In letters sent Thursday and first obtained by NBC News, two of the country’s top organizations representing local officials on the federal level pushed Congress to pass a bill to declare extreme heat emergencies.
The U.S. Conference of Mayors wrote to a bipartisan trio in the House, Reps. Ruben Gallego, D-Ariz., Sylvia Garcia, D-Texas, and Mark Amodei, R-Nev., who had introduced a bill last month, known as the Extreme Heat Emergency Act, that would add extreme heat to FEMA’s list of major disaster qualifying events.
In the letter from the National League of Cities, addressed to Gallego, CEO Clarence Anthony wrote: “By including extreme heat events in the definition of a major disaster … this legislation will empower local governments to establish cooling centers, support vulnerable populations, assist the homeless, and enhance healthcare services during extreme heat events.”
The three lawmakers represent Arizona, Texas and Nevada, which are among the worst heat-plagued states in the country, with temperatures in Phoenix on track to become the first U.S. city to reach an average monthly temperature above 100°F, according to the National Weather Service.
After meeting with the mayors of Arizona’s capital city and San Antonio this week, the Biden administration outlined a series of steps it is taking to help Americans battle the soaring temperatures, which the president described as “the number one weather-related killer.”
Among several actions taken, the administration has directed the Labor Department to increase inspections at outdoor construction and agriculture sites in an effort to protect workers from the dangerous — and persistent — heat.
But local officials, and some lawmakers from most-affected states, argued Biden’s latest actions fall short of what is needed to address the problem.
“Local elected leaders are on the frontlines of responding to extreme heat, but they can’t do it alone,” Gallego said in a statement. “I will keep pushing to get this bill through Congress, but with so many Arizonans dying or falling ill we can’t waste any time.”
“That’s why we need FEMA to act now and declare a major disaster for heat,” Gallego added.
Heat is not listed under the Stafford Act, the federal law that governs how the government responds to natural disasters and whether it allocates additional funds to states and cities.
There is no precedent for FEMA to step in to respond to extreme heat events. A congressional aide who said they spoke with FEMA officials told NBC News that Congress must place extreme heat in the federal code.
Because in order to declare an extreme heat disaster without congressional intervention, the temperature would have to exceed local governments’ capabilities to manage — but there’s currently no official metric for that, the aide said.
In a statement to NBC News, a spokesperson for FEMA said: “Our agency has a well-established process for assessing if there is a need for supplemental federal disaster assistance — where those needs exceed the state, tribal or local capacity. There is nothing specific that precludes a declaration for an extreme heat incident.”

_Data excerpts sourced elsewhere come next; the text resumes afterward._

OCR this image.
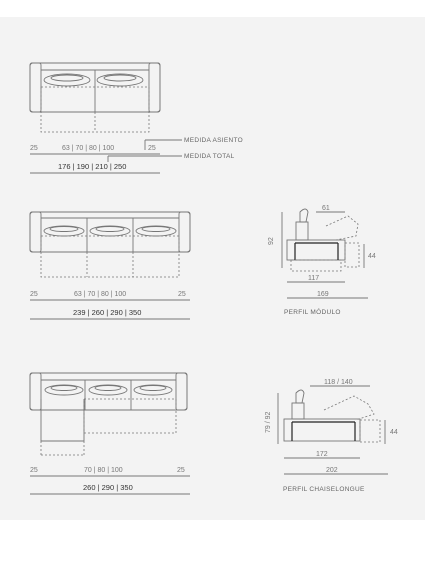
MEDIDA ASIENTO
MEDIDA TOTAL
25	63 | 70 | 80 | 100	25
176 | 190 | 210 | 250
25	63 | 70 | 80 | 100	25
239 | 260 | 290 | 350
61
92
44
117
169
PERFIL MÓDULO
25	70 | 80 | 100	25
260 | 290 | 350
118 / 140
79 / 92	44
172
202
PERFIL CHAISELONGUE
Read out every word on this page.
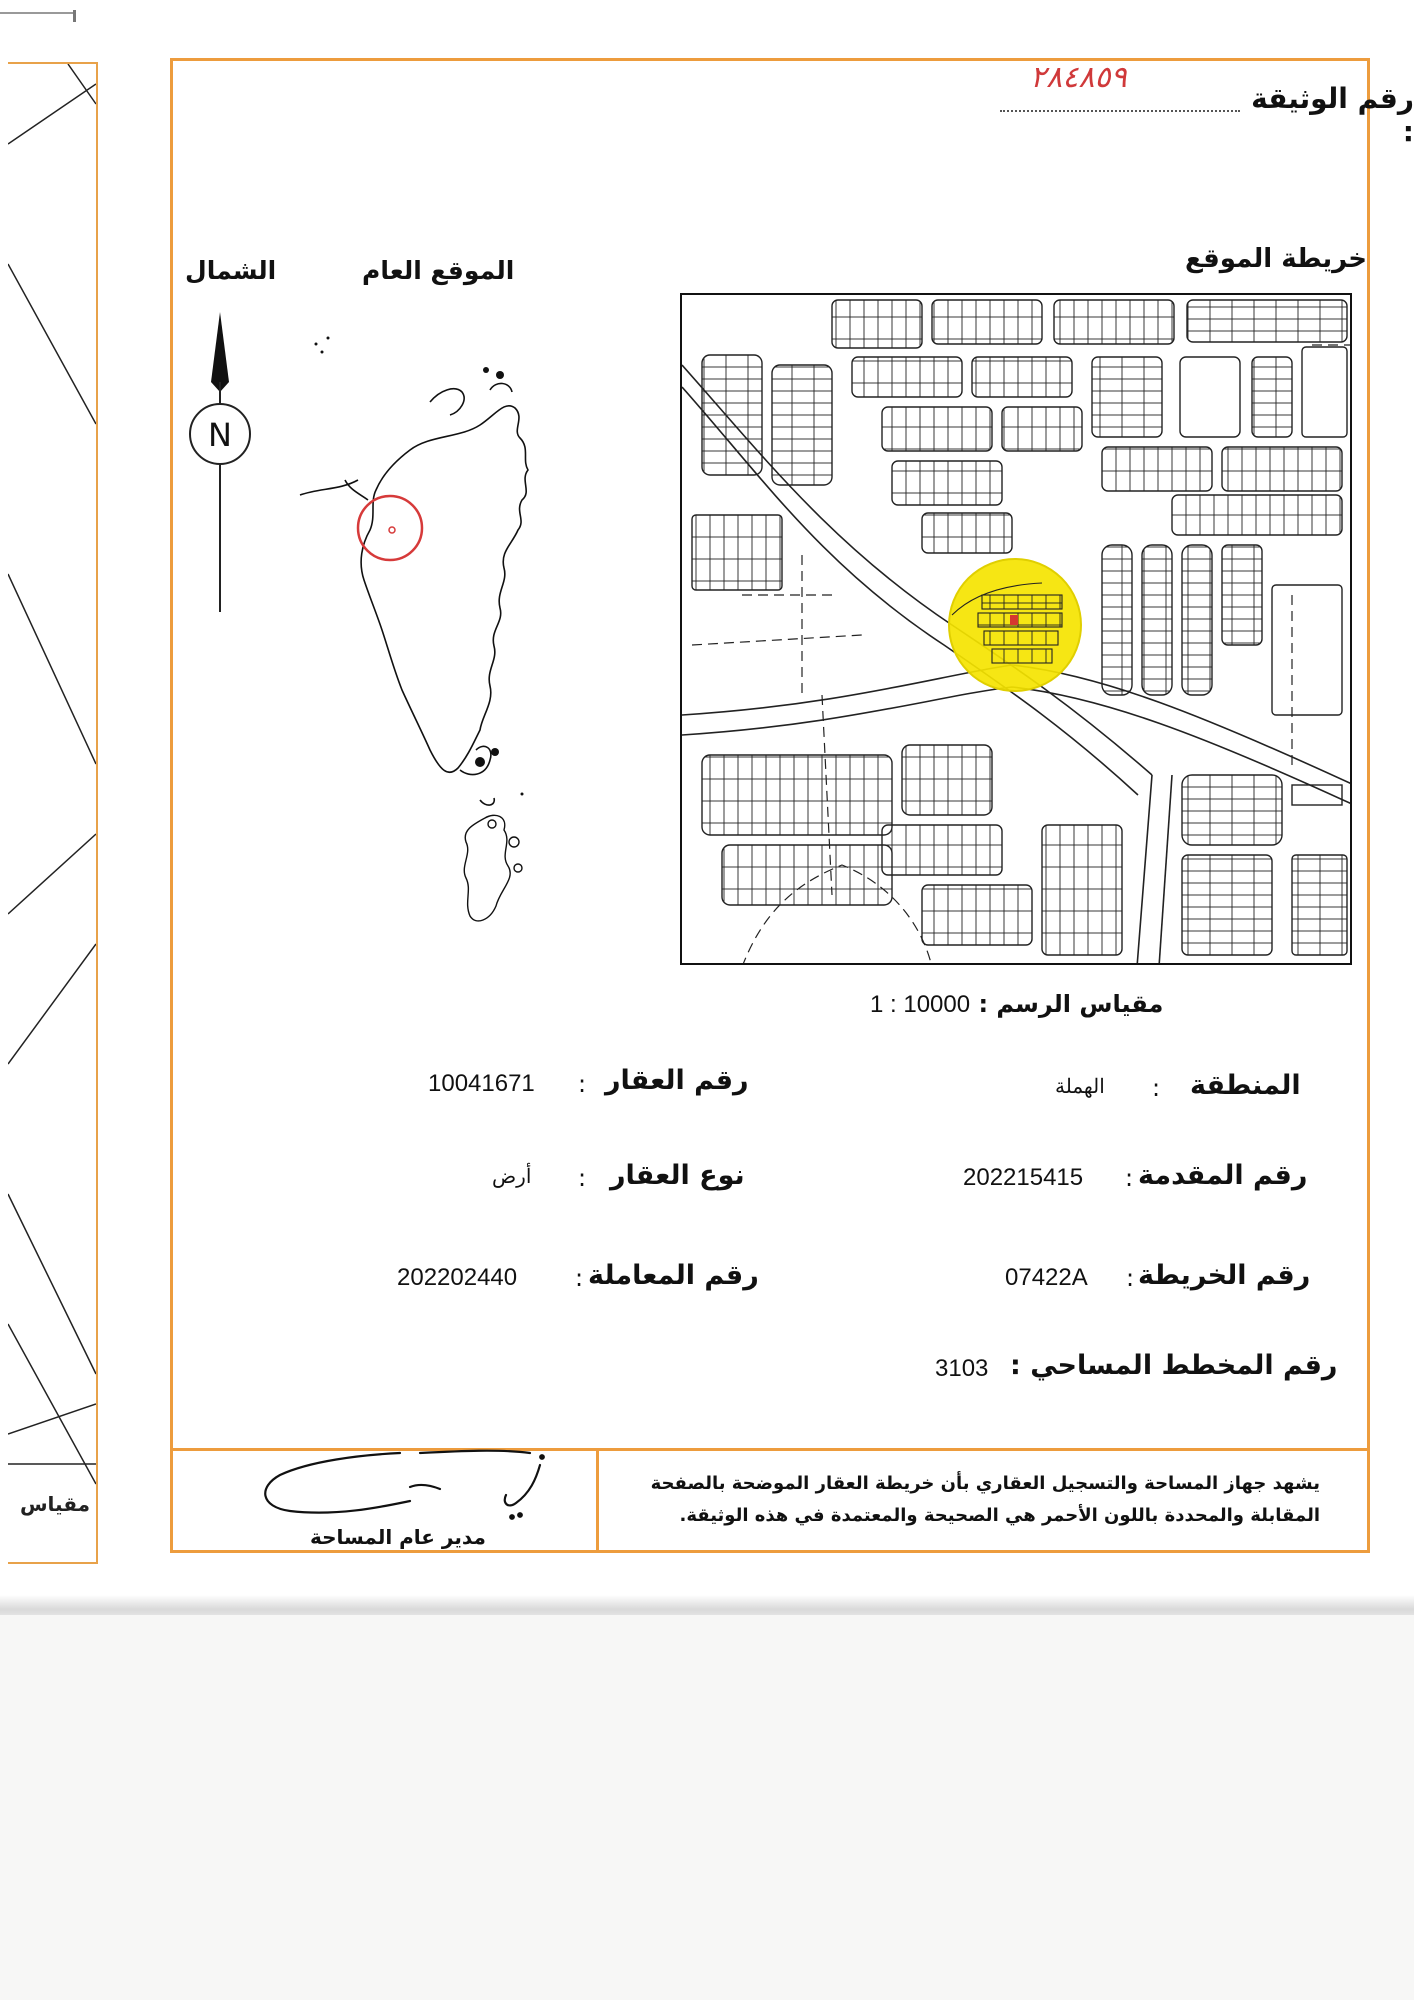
مقياس
رقم الوثيقة :
٢٨٤٨٥٩
خريطة الموقع
الموقع العام
الشمال
N
مقياس الرسم : 1 : 10000
المنطقة
:
الهملة
رقم المقدمة
:
202215415
رقم الخريطة
:
07422A
رقم المخطط المساحي :
3103
رقم العقار
:
10041671
نوع العقار
:
أرض
رقم المعاملة
:
202202440
يشهد جهاز المساحة والتسجيل العقاري بأن خريطة العقار الموضحة بالصفحة المقابلة والمحددة باللون الأحمر هي الصحيحة والمعتمدة في هذه الوثيقة.
مدير عام المساحة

The spokesperson added that the agency has “only received three historic requests for extreme heat declarations” — two in 1980 and one in 1995 — and that they were all “denied because they did not demonstrate that state and local capacity had been exceeded.”
“However, if a circumstance did occur where an extreme heat incident exceeded state and local capacity, an emergency or major disaster declaration request submission could be considered,” the spokesperson said.
Lawmakers on both sides of the aisle, in both chambers of Congress, have repeatedly urged FEMA to make the disaster declaration in recent years. But with this summer projected to be the hottest on record, proponents of the heat declaration are hoping relief will come soon.
“Enabling extreme heat events as eligible for disaster declarations would widen the amount of crucial federal resources available to cities as they continue to work towards saving lives, protecting infrastructure, and adapting to the impacts of a rapidly warming climate,” wrote Tom Cochran, CEO of the Conference of Mayors, which represents 1,400 cities nationwide, in his letter to the lawmakers.